Thanks largely to the integration of an array of organic instrumentation – including viola, cello, trumpet, and melodica – and an exploration of more varied moods, their reworking of an admittedly recognizable sound had its own distinctive accent. In the UK, Saloon earned the overwhelming approval of John Peel listeners, who voted "Girls Are the New Boys" the No. 1 song of 2002 in the great man's annual "Festive 50" chart. This was no mean achievement, considering that 2002's "Festive 50" also featured tracks by Low, Cornershop, Belle & Sebastian, Wire, the White Stripes, Interpol, and even hardy perennials the Fall.

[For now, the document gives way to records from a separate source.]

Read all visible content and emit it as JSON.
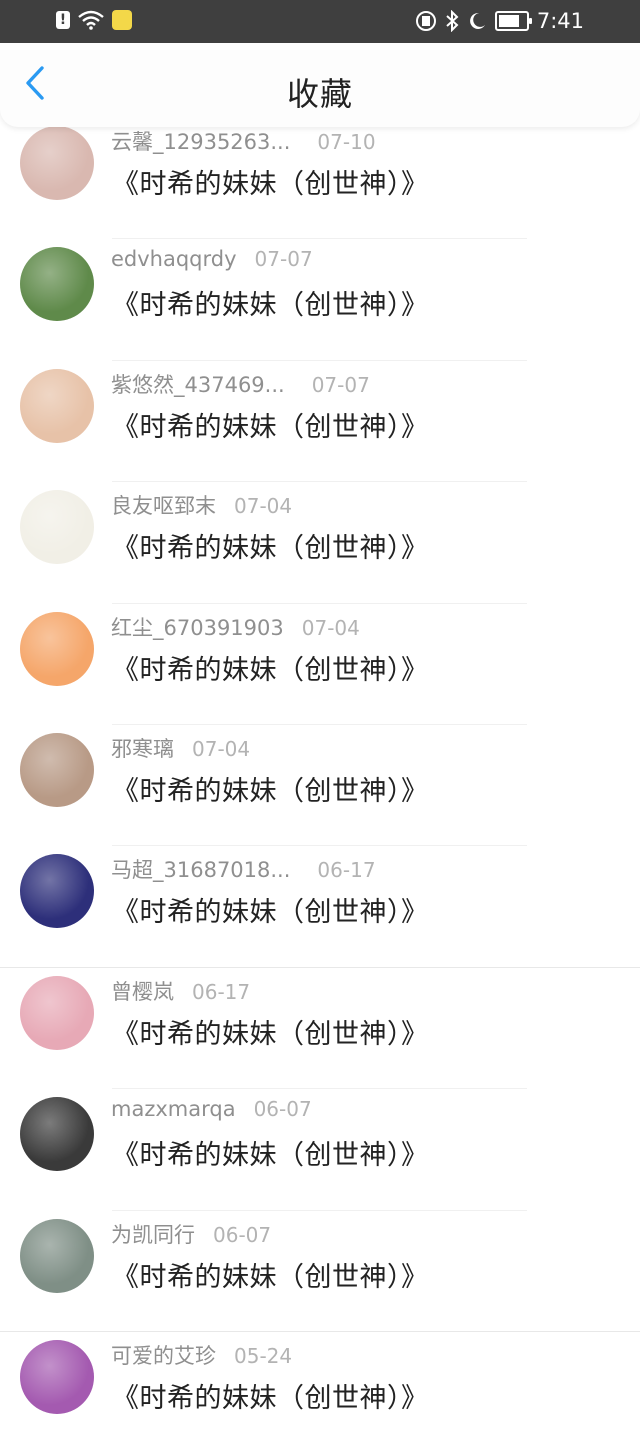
{
  "status_bar": {
    "time": "7:41",
    "alert_glyph": "!",
    "left_icons": [
      "alert-icon",
      "wifi-icon",
      "app-notification-icon"
    ],
    "right_icons": [
      "sim-icon",
      "bluetooth-icon",
      "moon-icon",
      "battery-icon"
    ]
  },
  "header": {
    "title": "收藏",
    "back_icon": "chevron-left-icon",
    "accent": "#2a9af2"
  },
  "favorites": [
    {
      "username": "云馨_12935263...",
      "date": "07-10",
      "title": "《时希的妹妹（创世神）》",
      "avatar_color": "#d9b8b0"
    },
    {
      "username": "edvhaqqrdy",
      "date": "07-07",
      "title": "《时希的妹妹（创世神）》",
      "avatar_color": "#5f8a4a"
    },
    {
      "username": "紫悠然_437469...",
      "date": "07-07",
      "title": "《时希的妹妹（创世神）》",
      "avatar_color": "#e7c2a8"
    },
    {
      "username": "良友呕郅末",
      "date": "07-04",
      "title": "《时希的妹妹（创世神）》",
      "avatar_color": "#f1efe6"
    },
    {
      "username": "红尘_670391903",
      "date": "07-04",
      "title": "《时希的妹妹（创世神）》",
      "avatar_color": "#f5a66a"
    },
    {
      "username": "邪寒璃",
      "date": "07-04",
      "title": "《时希的妹妹（创世神）》",
      "avatar_color": "#b89a86"
    },
    {
      "username": "马超_31687018...",
      "date": "06-17",
      "title": "《时希的妹妹（创世神）》",
      "avatar_color": "#2d2f7a"
    },
    {
      "username": "曾樱岚",
      "date": "06-17",
      "title": "《时希的妹妹（创世神）》",
      "avatar_color": "#e7a9b6"
    },
    {
      "username": "mazxmarqa",
      "date": "06-07",
      "title": "《时希的妹妹（创世神）》",
      "avatar_color": "#3a3a3a"
    },
    {
      "username": "为凯同行",
      "date": "06-07",
      "title": "《时希的妹妹（创世神）》",
      "avatar_color": "#7f8f86"
    },
    {
      "username": "可爱的艾珍",
      "date": "05-24",
      "title": "《时希的妹妹（创世神）》",
      "avatar_color": "#a45ab0"
    }
  ]
}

Returning with If We Meet in the Future, Saloon continue to chart similar postmodern space-pop territory. Numbers with motorik, coasting grooves, such as "Happy Robots," find Saloon breezing down that same autobahn built by the likes of Kraftwerk and Neu! and subsequently traveled by Stereolab. Elsewhere, on "Vesuvius" and "The Sound of Thinking," the band turns off the cruise control and lets the songs swell to intense, driving climaxes.

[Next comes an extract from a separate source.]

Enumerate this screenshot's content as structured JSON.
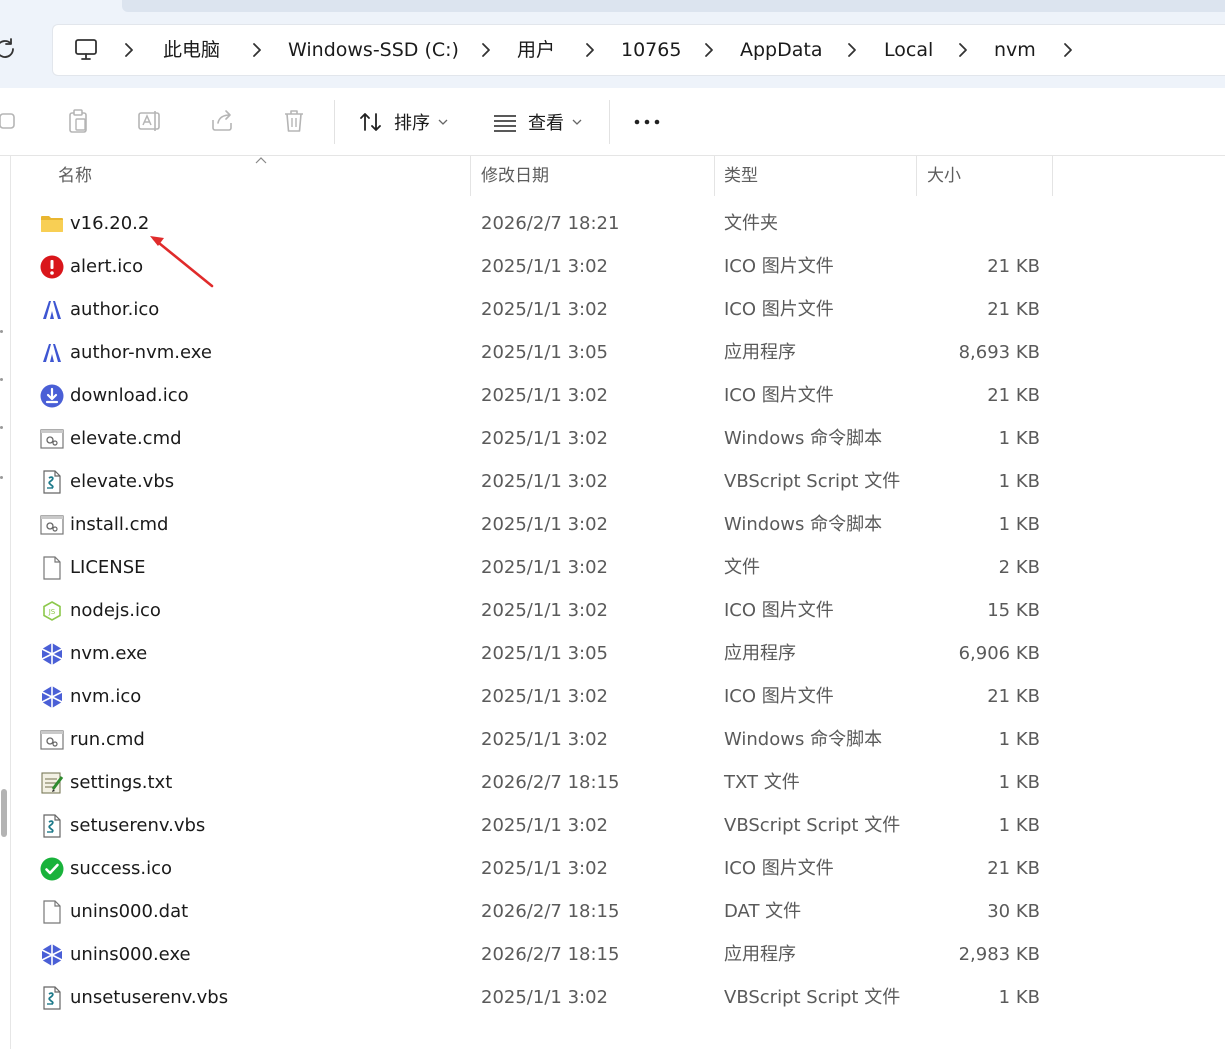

However, as with the previous album, Saloon are at their best once they stop following that familiar map so closely, get off the well-beaten track, and make a few detours. The band asserts its own identity particularly when it slows the pace and takes the time to develop a slightly more varied, more expansive sound that lifts the onus off the lockstep beats. Fragile guitars, delicate syncopated percussion, and a melancholy viola make "Kaspian" one of the album's most impressive numbers. Equally memorable are the lilting "Dreams Mean Nothing" – with more sad strings, brushed drums, and lulling melodicas – and the sedate "¿Qué Quieres?" on which Amanda Gomez sings in Spanish. (Some of the band's singles have been in Spanish, while "Le Weekend" from the debut album featured Gomez singing in French.)

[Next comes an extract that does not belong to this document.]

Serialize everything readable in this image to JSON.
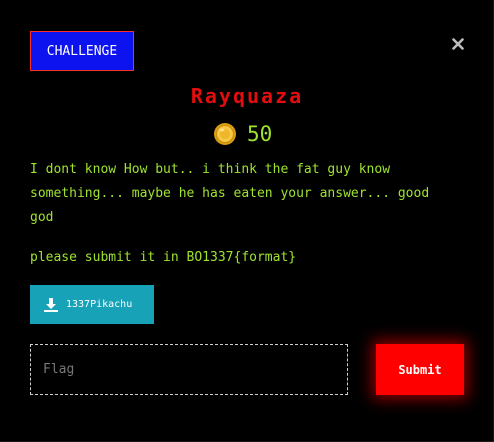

Although If We Meet in the Future retains some of the lush '60s pop sound that permeated several of the tracks on the first album, it also bears the traces of a few '80s influences. With its wistful melodica lines, the upbeat "The Good Life" evokes New Order's "Love Vigilantes" and the bright synth sheen on "Intimacy" suggests a New Wave appropriation of Kraftwerk.

Saloon might not attract the same short-term attention as some of their higher profile rock and pop peers in the UK, but this second album affirms that they have more to offer than many of their compatriots. Indeed, Saloon's sound problematizes the rather simple terms of national identity and it makes more sense to call them a European group than a British group. They display none of the Little Englandism, provincialism, or insularity that have characterized a fair bit of the music to emerge from the UK over the last decade. Saloon's musical and cultural reference points attest to a broader and more dynamic continental sensibility and they are all the more interesting and exciting for that.